An unflattering picture of our newly elected General Superintendent appeared on the rear cover. Inconsistent fonts, poor color schemes, uninspiring content, as well as Holiness Today cover print running off the page filled the issue. This is not acceptable. It may be time to pull the plug. Apparently, we do not have the budget, expertise, and editorial prowess to make this publication relevant to its readers, many of whom are accustomed to higher publishing standards.
For Holiness Today, it sometimes feels like “Holiness Yesterday” would be a more appropriate title. We should not inflict this kind of pain on our beloved denomination. I have nothing to gain politically by writing this article. I do not, nor have I ever, worked for the GMC, and I do not presently have relationships with HT personnel. I do receive the publication in the mail, and it pains me to say it, but it’s time to shift our efforts to digital forms of media and truly live up to the idea of making Holiness relevant for today.
Perhaps there are other ways to advance our message. A few weeks ago, I experimented with short form media and had a small amount of success. People access digital media on their phones, and we would likely expand our audience by venturing into this format. Recently, a General Superintendent spoke during a camp meeting gathering. I thought his points were powerful and insightful. I asked permission to edit a small portion and publish it in a couple of Nazarene social media forums. By day’s end, the clip gained a wonderful reception among viewers with shares, likes, and comments. The message of holiness for today must advance beyond the scope of print and there is a plethora of existing digital formats that should be considered as a replacement.

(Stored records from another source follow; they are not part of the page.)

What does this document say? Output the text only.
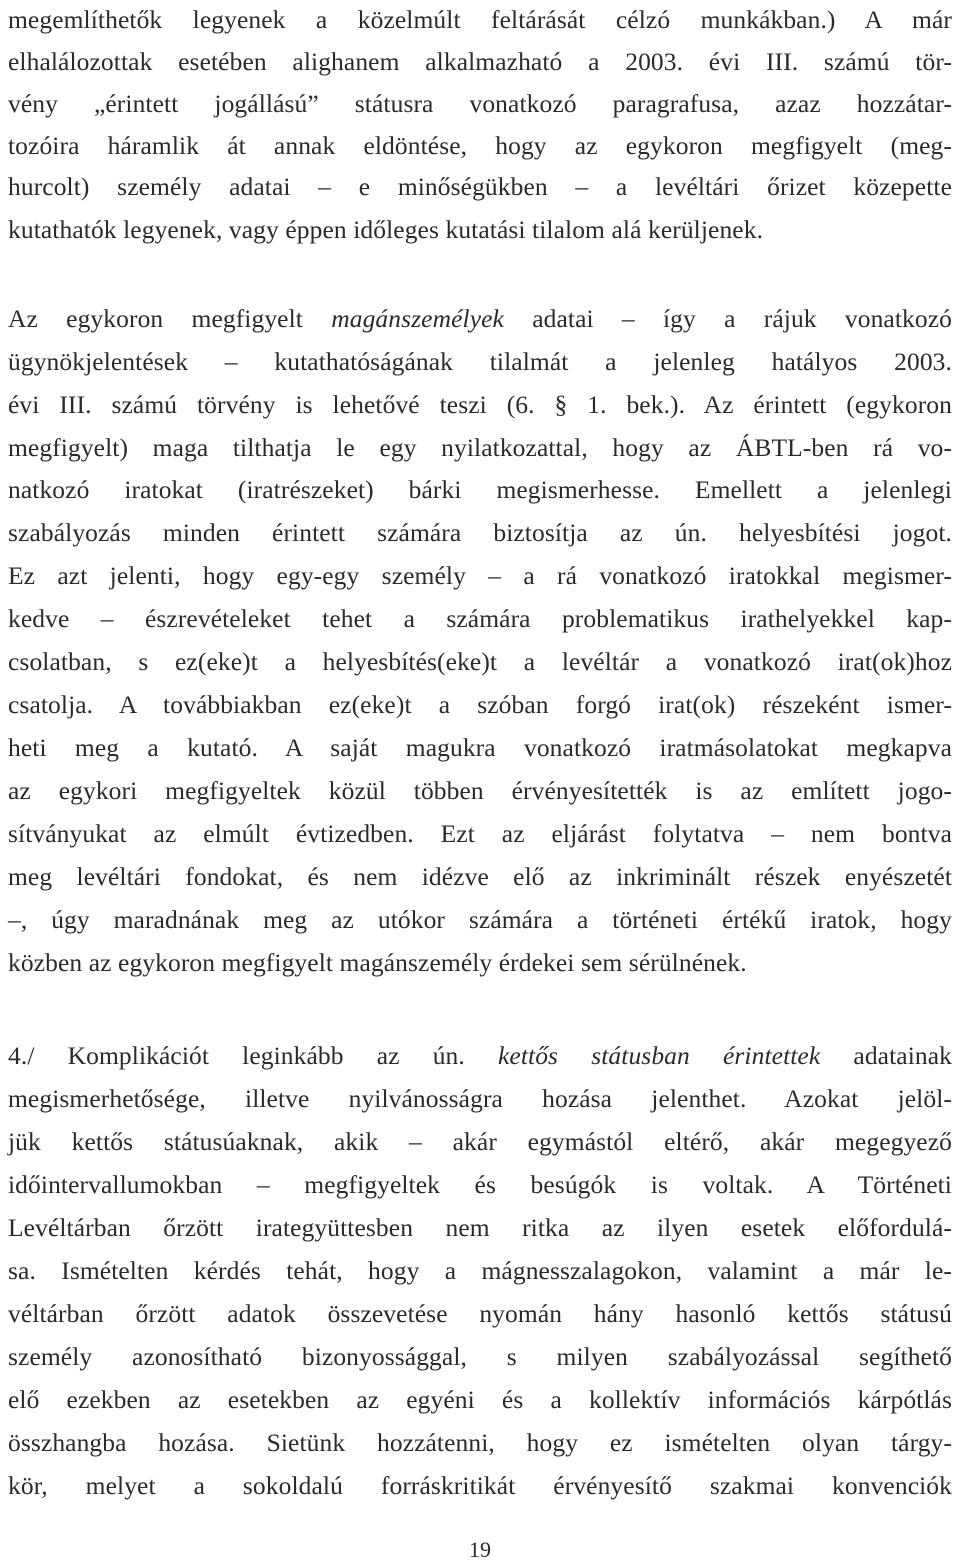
megemlíthetők legyenek a közelmúlt feltárását célzó munkákban.) A már
elhalálozottak esetében alighanem alkalmazható a 2003. évi III. számú tör-
vény „érintett jogállású” státusra vonatkozó paragrafusa, azaz hozzátar-
tozóira háramlik át annak eldöntése, hogy az egykoron megfigyelt (meg-
hurcolt) személy adatai – e minőségükben – a levéltári őrizet közepette
kutathatók legyenek, vagy éppen időleges kutatási tilalom alá kerüljenek.
Az egykoron megfigyelt magánszemélyek adatai – így a rájuk vonatkozó
ügynökjelentések – kutathatóságának tilalmát a jelenleg hatályos 2003.
évi III. számú törvény is lehetővé teszi (6. § 1. bek.). Az érintett (egykoron
megfigyelt) maga tilthatja le egy nyilatkozattal, hogy az ÁBTL-ben rá vo-
natkozó iratokat (iratrészeket) bárki megismerhesse. Emellett a jelenlegi
szabályozás minden érintett számára biztosítja az ún. helyesbítési jogot.
Ez azt jelenti, hogy egy-egy személy – a rá vonatkozó iratokkal megismer-
kedve – észrevételeket tehet a számára problematikus irathelyekkel kap-
csolatban, s ez(eke)t a helyesbítés(eke)t a levéltár a vonatkozó irat(ok)hoz
csatolja. A továbbiakban ez(eke)t a szóban forgó irat(ok) részeként ismer-
heti meg a kutató. A saját magukra vonatkozó iratmásolatokat megkapva
az egykori megfigyeltek közül többen érvényesítették is az említett jogo-
sítványukat az elmúlt évtizedben. Ezt az eljárást folytatva – nem bontva
meg levéltári fondokat, és nem idézve elő az inkriminált részek enyészetét
–, úgy maradnának meg az utókor számára a történeti értékű iratok, hogy
közben az egykoron megfigyelt magánszemély érdekei sem sérülnének.
4./ Komplikációt leginkább az ún. kettős státusban érintettek adatainak
megismerhetősége, illetve nyilvánosságra hozása jelenthet. Azokat jelöl-
jük kettős státusúaknak, akik – akár egymástól eltérő, akár megegyező
időintervallumokban – megfigyeltek és besúgók is voltak. A Történeti
Levéltárban őrzött irategyüttesben nem ritka az ilyen esetek előfordulá-
sa. Ismételten kérdés tehát, hogy a mágnesszalagokon, valamint a már le-
véltárban őrzött adatok összevetése nyomán hány hasonló kettős státusú
személy azonosítható bizonyossággal, s milyen szabályozással segíthető
elő ezekben az esetekben az egyéni és a kollektív információs kárpótlás
összhangba hozása. Sietünk hozzátenni, hogy ez ismételten olyan tárgy-
kör, melyet a sokoldalú forráskritikát érvényesítő szakmai konvenciók
19
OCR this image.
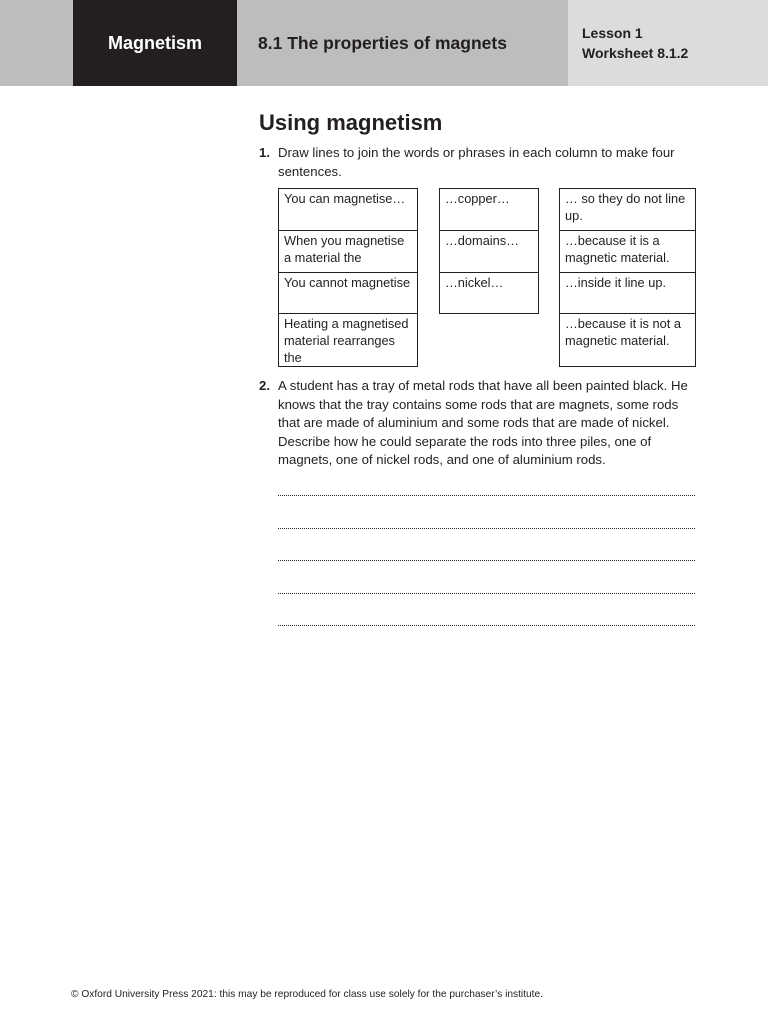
Magnetism	8.1 The properties of magnets	Lesson 1
Worksheet 8.1.2
Using magnetism
1. Draw lines to join the words or phrases in each column to make four sentences.
You can magnetise…
When you magnetise a material the
You cannot magnetise
Heating a magnetised material rearranges the
…copper…
…domains…
…nickel…
… so they do not line up.
…because it is a magnetic material.
…inside it line up.
…because it is not a magnetic material.
2. A student has a tray of metal rods that have all been painted black. He knows that the tray contains some rods that are magnets, some rods that are made of aluminium and some rods that are made of nickel. Describe how he could separate the rods into three piles, one of magnets, one of nickel rods, and one of aluminium rods.
© Oxford University Press 2021: this may be reproduced for class use solely for the purchaser’s institute.
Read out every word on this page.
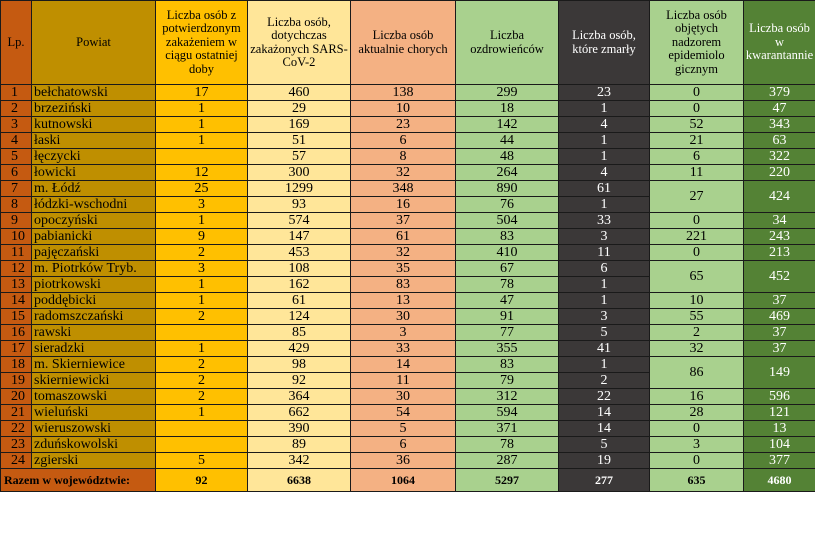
Lp.	Powiat	Liczba osób z potwierdzonym zakażeniem w ciągu ostatniej doby	Liczba osób, dotychczas zakażonych SARS-CoV-2	Liczba osób aktualnie chorych	Liczba ozdrowieńców	Liczba osób, które zmarły	Liczba osób objętych nadzorem epidemiolo gicznym	Liczba osób w kwarantannie
1	bełchatowski	17	460	138	299	23	0	379
2	brzeziński	1	29	10	18	1	0	47
3	kutnowski	1	169	23	142	4	52	343
4	łaski	1	51	6	44	1	21	63
5	łęczycki		57	8	48	1	6	322
6	łowicki	12	300	32	264	4	11	220
7	m. Łódź	25	1299	348	890	61	27	424
8	łódzki-wschodni	3	93	16	76	1		
9	opoczyński	1	574	37	504	33	0	34
10	pabianicki	9	147	61	83	3	221	243
11	pajęczański	2	453	32	410	11	0	213
12	m. Piotrków Tryb.	3	108	35	67	6	65	452
13	piotrkowski	1	162	83	78	1		
14	poddębicki	1	61	13	47	1	10	37
15	radomszczański	2	124	30	91	3	55	469
16	rawski		85	3	77	5	2	37
17	sieradzki	1	429	33	355	41	32	37
18	m. Skierniewice	2	98	14	83	1	86	149
19	skierniewicki	2	92	11	79	2		
20	tomaszowski	2	364	30	312	22	16	596
21	wieluński	1	662	54	594	14	28	121
22	wieruszowski		390	5	371	14	0	13
23	zduńskowolski		89	6	78	5	3	104
24	zgierski	5	342	36	287	19	0	377
Razem w województwie:		92	6638	1064	5297	277	635	4680
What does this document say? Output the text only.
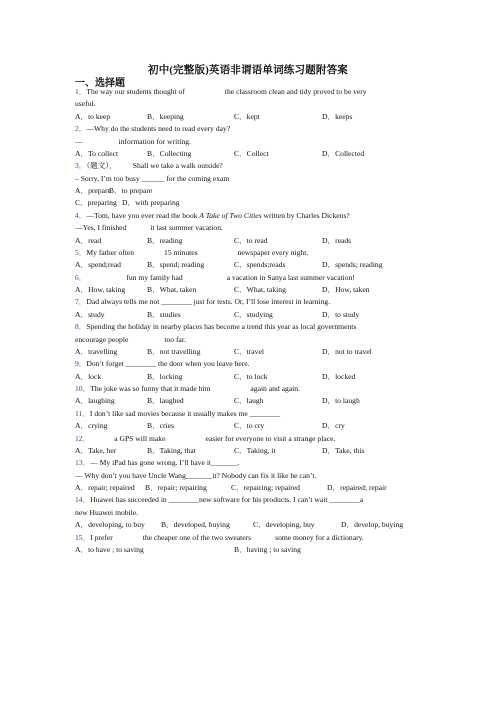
初中(完整版)英语非谓语单词练习题附答案
一、选择题
1．The way our students thought of	the classroom clean and tidy proved to be very
useful.
A．to keep	B．keeping	C．kept	D．keeps
2．—Why do the students need to read every day?
—	information for writing.
A．To collect	B．Collecting	C．Collect	D．Collected
3．（题文）． Shall we take a walk outside?
– Sorry, I’m too busy ______ for the coming exam
A．prepareB．to prepare
C．preparing D．with preparing
4．—Tom, have you ever read the book A Take of Two Cities written by Charles Dickens?
—Yes, I finished	it last summer vacation.
A．read	B．reading	C．to read	D．reads
5．My father often	15 minutes	newspaper every night.
A．spend;read	B．spend; reading	C．spends;reads	D．spends; reading
6．	fun my family had	a vacation in Sanya last summer vacation!
A．How, taking	B．What, taken	C．What, taking	D．How, taken
7．Dad always tells me not ________ just for tests. Or, I’ll lose interest in learning.
A．study	B．studies	C．studying	D．to study
8．Spending the holiday in nearby places has become a trend this year as local governments
encourage people	too far.
A．travelling	B．not travelling	C．travel	D．not to travel
9．Don’t forget ________ the door when you leave here.
A．lock	B．locking	C．to lock	D．locked
10．The joke was so funny that it made him	again and again.
A．laughing	B．laughed	C．laugh	D．to laugh
11．I don’t like sad movies because it usually makes me ________
A．crying	B．cries	C．to cry	D．cry
12．	a GPS will make	easier for everyone to visit a strange place.
A．Take, her	B．Taking, that	C．Taking, it	D．Take, this
13．— My iPad has gone wrong. I’ll have it_______.
— Why don’t you have Uncle Wang_______it? Nobody can fix it like he can’t.
A．repair; repaired B．repair; repairing	C．repairing; repaired	D．repaired; repair
14．Huawei has succeeded in ________new software for his products. I can’t wait ________a
new Huawei mobile.
A．developing, to buy B．developed, buying	C．developing, buy	D．develop, buying
15．I prefer	the cheaper one of the two sweaters	some money for a dictionary.
A．to have ; to saving	B．having ; to saving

Moreover, there are concerns about the restrictive base of writers and the limited nature of subject matters. Under previous editors, a deliberate effort was made to expand the writing base beyond Nazarenes in hopes of increasing readership. Nazarenes benefit from the perspective of other like-minded Wesleyan/holiness thinkers and writers, young and old alike. I am not sure what criteria is presently in use to select writers, but venturing beyond our own tribe for perspective can enrich our readership and broaden our understanding. As always, attention must be paid to cultural diversity.
I’m not saying this hasn’t been the case, but diverse authorship and the international nature of our church are key factors.
Can print media still be relevant? Yes, but the bar is set a bit higher. If our denomination is to produce print, it should be done well and with an eye toward excellence. My proposal is this: Fund the publication adequately, hire the necessary editorial expertise, and raise the print standard accordingly. If those benchmarks cannot be met, then maybe we should just pull the plug.
A few years ago, I received an edition of Holiness Today that was invigorating, cohesive, and well written. It was the Reformation issue Sept/Oct 2017. I don’t know who conceived the idea for this edition, but it was thoughtful and challenging. Yes, print can be done well, but let’s consider other formats including blogs, podcasts, short and long form video, etc. If the goal is to retain a print publication purely for the sake of tradition and the dwindling number of non-digital readers, then we may be stuck with it. But if the idea of presenting holiness for today’s church is to be advanced, then we may want to pivot away from forms of media that are not in demand, especially when we do not have the resources to do them well. Don’t get me wrong, digital media can be expensive at times, and if done poorly, it can be a hindrance, but we’ll have to tackle that one another time.
What are your thoughts?
ETA: I am fully aware of the HT podcast and I celebrate what could be a wonderful step in the right direction.